Auch ohne ihren verletzten Star Andrew Bogut waren die Gastgeber gut genug, um dank der Trefferquote von 69 Prozent in den letzten Dritteln und der Wurfsicherheit von Charlie Villanueva (31 Punkte) sowie Michael Redd (27) das Match zu gewinnen. "Nach dem ersten Viertel haben die Bucks uns überrollt. Es war ganz schlimm. Ich bin total enttäuscht, weil wir zum Ende hin zu hilflos waren, obwohl wir eigentlich das bessere Team hatten", meinte Dallas-Coach Carlisle.

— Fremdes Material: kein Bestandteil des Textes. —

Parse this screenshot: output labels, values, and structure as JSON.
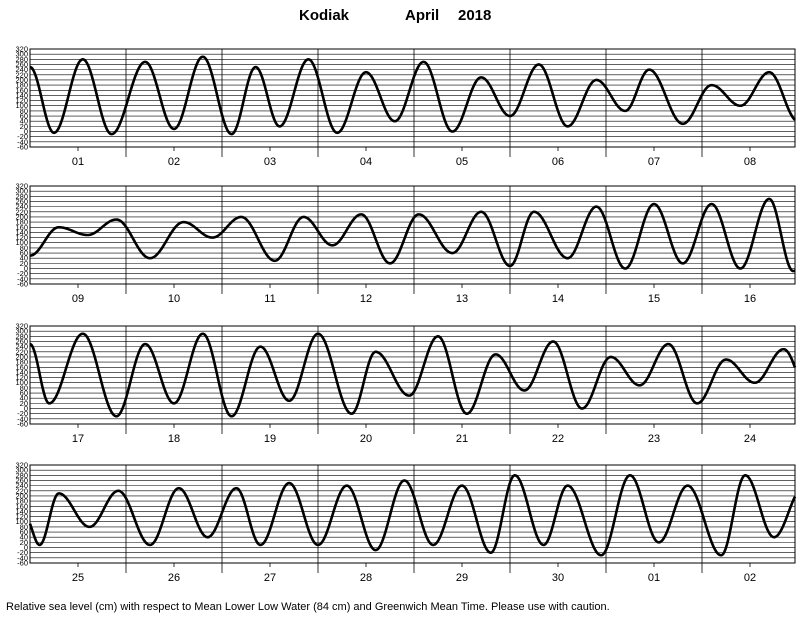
{
  "title": {
    "station": "Kodiak",
    "month": "April",
    "year": "2018"
  },
  "caption": "Relative sea level (cm) with respect to Mean Lower Low Water (84 cm) and Greenwich Mean Time. Please use with caution.",
  "chart_data": {
    "type": "line",
    "units": "cm",
    "ylim": [
      -60,
      320
    ],
    "yticks": [
      320,
      300,
      280,
      260,
      240,
      220,
      200,
      180,
      160,
      140,
      120,
      100,
      80,
      60,
      40,
      20,
      0,
      -20,
      -40,
      -60
    ],
    "grid": true,
    "line_color": "#000000",
    "panels": [
      {
        "day_labels": [
          "01",
          "02",
          "03",
          "04",
          "05",
          "06",
          "07",
          "08"
        ],
        "extrema": [
          {
            "d": 0.0,
            "v": 250
          },
          {
            "d": 0.25,
            "v": -5
          },
          {
            "d": 0.55,
            "v": 280
          },
          {
            "d": 0.85,
            "v": -10
          },
          {
            "d": 1.2,
            "v": 270
          },
          {
            "d": 1.5,
            "v": 10
          },
          {
            "d": 1.8,
            "v": 290
          },
          {
            "d": 2.1,
            "v": -10
          },
          {
            "d": 2.35,
            "v": 250
          },
          {
            "d": 2.6,
            "v": 20
          },
          {
            "d": 2.9,
            "v": 280
          },
          {
            "d": 3.2,
            "v": -5
          },
          {
            "d": 3.5,
            "v": 230
          },
          {
            "d": 3.8,
            "v": 40
          },
          {
            "d": 4.1,
            "v": 270
          },
          {
            "d": 4.4,
            "v": 0
          },
          {
            "d": 4.7,
            "v": 210
          },
          {
            "d": 5.0,
            "v": 60
          },
          {
            "d": 5.3,
            "v": 260
          },
          {
            "d": 5.6,
            "v": 20
          },
          {
            "d": 5.9,
            "v": 200
          },
          {
            "d": 6.2,
            "v": 80
          },
          {
            "d": 6.45,
            "v": 240
          },
          {
            "d": 6.8,
            "v": 30
          },
          {
            "d": 7.1,
            "v": 180
          },
          {
            "d": 7.4,
            "v": 100
          },
          {
            "d": 7.7,
            "v": 230
          },
          {
            "d": 8.0,
            "v": 40
          },
          {
            "d": 8.3,
            "v": 170
          },
          {
            "d": 8.6,
            "v": 120
          },
          {
            "d": 8.9,
            "v": 210
          },
          {
            "d": 9.3,
            "v": 40
          }
        ]
      },
      {
        "day_labels": [
          "09",
          "10",
          "11",
          "12",
          "13",
          "14",
          "15",
          "16"
        ],
        "extrema": [
          {
            "d": 0.0,
            "v": 50
          },
          {
            "d": 0.3,
            "v": 160
          },
          {
            "d": 0.6,
            "v": 130
          },
          {
            "d": 0.9,
            "v": 190
          },
          {
            "d": 1.25,
            "v": 40
          },
          {
            "d": 1.6,
            "v": 180
          },
          {
            "d": 1.9,
            "v": 120
          },
          {
            "d": 2.2,
            "v": 200
          },
          {
            "d": 2.55,
            "v": 30
          },
          {
            "d": 2.85,
            "v": 200
          },
          {
            "d": 3.15,
            "v": 90
          },
          {
            "d": 3.45,
            "v": 210
          },
          {
            "d": 3.75,
            "v": 20
          },
          {
            "d": 4.05,
            "v": 210
          },
          {
            "d": 4.4,
            "v": 60
          },
          {
            "d": 4.7,
            "v": 220
          },
          {
            "d": 5.0,
            "v": 10
          },
          {
            "d": 5.25,
            "v": 220
          },
          {
            "d": 5.6,
            "v": 40
          },
          {
            "d": 5.9,
            "v": 240
          },
          {
            "d": 6.2,
            "v": 0
          },
          {
            "d": 6.5,
            "v": 250
          },
          {
            "d": 6.8,
            "v": 20
          },
          {
            "d": 7.1,
            "v": 250
          },
          {
            "d": 7.4,
            "v": 0
          },
          {
            "d": 7.7,
            "v": 270
          },
          {
            "d": 7.95,
            "v": -10
          },
          {
            "d": 8.3,
            "v": 250
          },
          {
            "d": 8.6,
            "v": 0
          },
          {
            "d": 8.9,
            "v": 270
          },
          {
            "d": 9.2,
            "v": -20
          },
          {
            "d": 9.5,
            "v": 280
          },
          {
            "d": 9.8,
            "v": -30
          },
          {
            "d": 10.15,
            "v": 260
          },
          {
            "d": 10.5,
            "v": 0
          }
        ]
      },
      {
        "day_labels": [
          "17",
          "18",
          "19",
          "20",
          "21",
          "22",
          "23",
          "24"
        ],
        "extrema": [
          {
            "d": 0.0,
            "v": 250
          },
          {
            "d": 0.2,
            "v": 20
          },
          {
            "d": 0.55,
            "v": 290
          },
          {
            "d": 0.9,
            "v": -30
          },
          {
            "d": 1.2,
            "v": 250
          },
          {
            "d": 1.5,
            "v": 20
          },
          {
            "d": 1.8,
            "v": 290
          },
          {
            "d": 2.1,
            "v": -30
          },
          {
            "d": 2.4,
            "v": 240
          },
          {
            "d": 2.7,
            "v": 30
          },
          {
            "d": 3.0,
            "v": 290
          },
          {
            "d": 3.35,
            "v": -20
          },
          {
            "d": 3.6,
            "v": 220
          },
          {
            "d": 3.95,
            "v": 50
          },
          {
            "d": 4.25,
            "v": 280
          },
          {
            "d": 4.55,
            "v": -20
          },
          {
            "d": 4.85,
            "v": 210
          },
          {
            "d": 5.15,
            "v": 70
          },
          {
            "d": 5.45,
            "v": 260
          },
          {
            "d": 5.75,
            "v": 0
          },
          {
            "d": 6.05,
            "v": 200
          },
          {
            "d": 6.35,
            "v": 90
          },
          {
            "d": 6.65,
            "v": 250
          },
          {
            "d": 6.95,
            "v": 20
          },
          {
            "d": 7.25,
            "v": 190
          },
          {
            "d": 7.55,
            "v": 100
          },
          {
            "d": 7.85,
            "v": 230
          },
          {
            "d": 8.15,
            "v": 20
          },
          {
            "d": 8.45,
            "v": 190
          },
          {
            "d": 8.75,
            "v": 110
          },
          {
            "d": 9.05,
            "v": 220
          },
          {
            "d": 9.4,
            "v": 40
          }
        ]
      },
      {
        "day_labels": [
          "25",
          "26",
          "27",
          "28",
          "29",
          "30",
          "01",
          "02"
        ],
        "extrema": [
          {
            "d": -0.05,
            "v": 120
          },
          {
            "d": 0.1,
            "v": 10
          },
          {
            "d": 0.3,
            "v": 210
          },
          {
            "d": 0.62,
            "v": 80
          },
          {
            "d": 0.92,
            "v": 220
          },
          {
            "d": 1.25,
            "v": 10
          },
          {
            "d": 1.55,
            "v": 230
          },
          {
            "d": 1.85,
            "v": 40
          },
          {
            "d": 2.15,
            "v": 230
          },
          {
            "d": 2.4,
            "v": 10
          },
          {
            "d": 2.7,
            "v": 250
          },
          {
            "d": 3.0,
            "v": 10
          },
          {
            "d": 3.3,
            "v": 240
          },
          {
            "d": 3.6,
            "v": -10
          },
          {
            "d": 3.9,
            "v": 260
          },
          {
            "d": 4.2,
            "v": 10
          },
          {
            "d": 4.5,
            "v": 240
          },
          {
            "d": 4.8,
            "v": -20
          },
          {
            "d": 5.05,
            "v": 280
          },
          {
            "d": 5.35,
            "v": 10
          },
          {
            "d": 5.6,
            "v": 240
          },
          {
            "d": 5.95,
            "v": -30
          },
          {
            "d": 6.25,
            "v": 280
          },
          {
            "d": 6.55,
            "v": 20
          },
          {
            "d": 6.85,
            "v": 240
          },
          {
            "d": 7.2,
            "v": -30
          },
          {
            "d": 7.45,
            "v": 280
          },
          {
            "d": 7.75,
            "v": 40
          },
          {
            "d": 8.05,
            "v": 230
          },
          {
            "d": 8.4,
            "v": -30
          },
          {
            "d": 8.7,
            "v": 280
          },
          {
            "d": 9.0,
            "v": 40
          },
          {
            "d": 9.3,
            "v": 240
          }
        ]
      }
    ]
  }
}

Redd läuft zur Höchstform auf

Nowitzki konnte vor allem mangelnde Unterstützung aus dem Team beklagen. Aber auch, dass Korbjäger Jason Terry mit nur drei Treffern bei 13 Wurfversuchen einen rabenschwarzen Tag erwischt hatte. Zudem lieferte Bucks' Shooting Guard Michael Redd eine Glanzpartie gegen Gegenspieler Nowitzki ab. Dabei ist der US-Olympiasieger Redd fast 20 Zentimeter kleiner als "Dirkules". "Dirk ist ein prima Abwehrspieler, aber ich war heute stärker", meinte Redd strahlend.